The Idea: According to a study by the University of Massachusetts, 60 percent of people lie at least once in a 10 minute conversation. People name-drop, over state relationships, discount their weaknesses and even twist the truth to make themselves look better. How do you ensure that you aren’t lying to yourself? More importantly, how do you ensure that you don’t believe your own lies?
We are all guilty at times of willingly denying what is right in front of us; it’s easy and sometimes beneficial in the moment. You see this with friends and family, narcissistic co-workers, unchecked politicians, and all leaders before a fall. It is easier to deny the truth that is right in front of you, because you either can’t or don’t want to believe it.
The trouble with lying to oneself is that a false reality is created. Lying is like building a house on sand and often it’s the most powerful and knowledgeable that is susceptible. Researchers at the University of Exeter found that people with “excessive knowledge in a specific area are often duped more than those who are less well-versed.” They are in need of a reality check.

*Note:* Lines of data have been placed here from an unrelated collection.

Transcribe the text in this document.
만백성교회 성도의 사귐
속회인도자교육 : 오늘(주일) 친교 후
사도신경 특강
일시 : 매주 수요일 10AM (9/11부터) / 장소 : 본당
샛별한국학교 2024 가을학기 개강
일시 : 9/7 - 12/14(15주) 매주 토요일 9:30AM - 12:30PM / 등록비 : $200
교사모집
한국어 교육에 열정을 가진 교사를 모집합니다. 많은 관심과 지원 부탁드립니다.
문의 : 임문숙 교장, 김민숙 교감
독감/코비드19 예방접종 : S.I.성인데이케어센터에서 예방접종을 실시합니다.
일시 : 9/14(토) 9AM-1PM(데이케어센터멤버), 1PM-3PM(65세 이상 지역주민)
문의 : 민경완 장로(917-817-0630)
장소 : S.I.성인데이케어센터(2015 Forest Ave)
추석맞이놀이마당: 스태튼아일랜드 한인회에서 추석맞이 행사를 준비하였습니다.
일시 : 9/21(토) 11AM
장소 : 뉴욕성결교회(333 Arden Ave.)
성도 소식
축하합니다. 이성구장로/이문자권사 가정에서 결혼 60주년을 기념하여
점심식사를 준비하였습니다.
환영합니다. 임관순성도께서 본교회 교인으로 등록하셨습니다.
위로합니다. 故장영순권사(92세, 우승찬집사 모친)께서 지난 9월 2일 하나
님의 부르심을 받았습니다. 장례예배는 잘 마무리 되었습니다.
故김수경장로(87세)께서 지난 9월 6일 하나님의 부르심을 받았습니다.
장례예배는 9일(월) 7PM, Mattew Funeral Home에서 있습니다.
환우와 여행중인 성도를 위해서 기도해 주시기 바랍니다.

When people are overconfident, they are sure they will never be misled or hoodwinked by themselves or someone else. But they are wrong. In fact, they are the most vulnerable to being deceived.
Here are three ideas to stay rooted in reality:
- Conduct 360 feedback discussions with your team – partners and friends. Be vulnerable enough to uncover how you are really showing up.
- Work with a coach that loves you enough to be honest and pull out your best while courageous enough to confront your blind spots.
- Be willing to work on your own emotional health. We all have inner battles and the quicker you recognize and own it, the better.
Author Derek Landy once penned “The lies we tell other people are nothing to the lies we tell ourselves.”
Have you recently rationalized something away that is sitting right in front of you?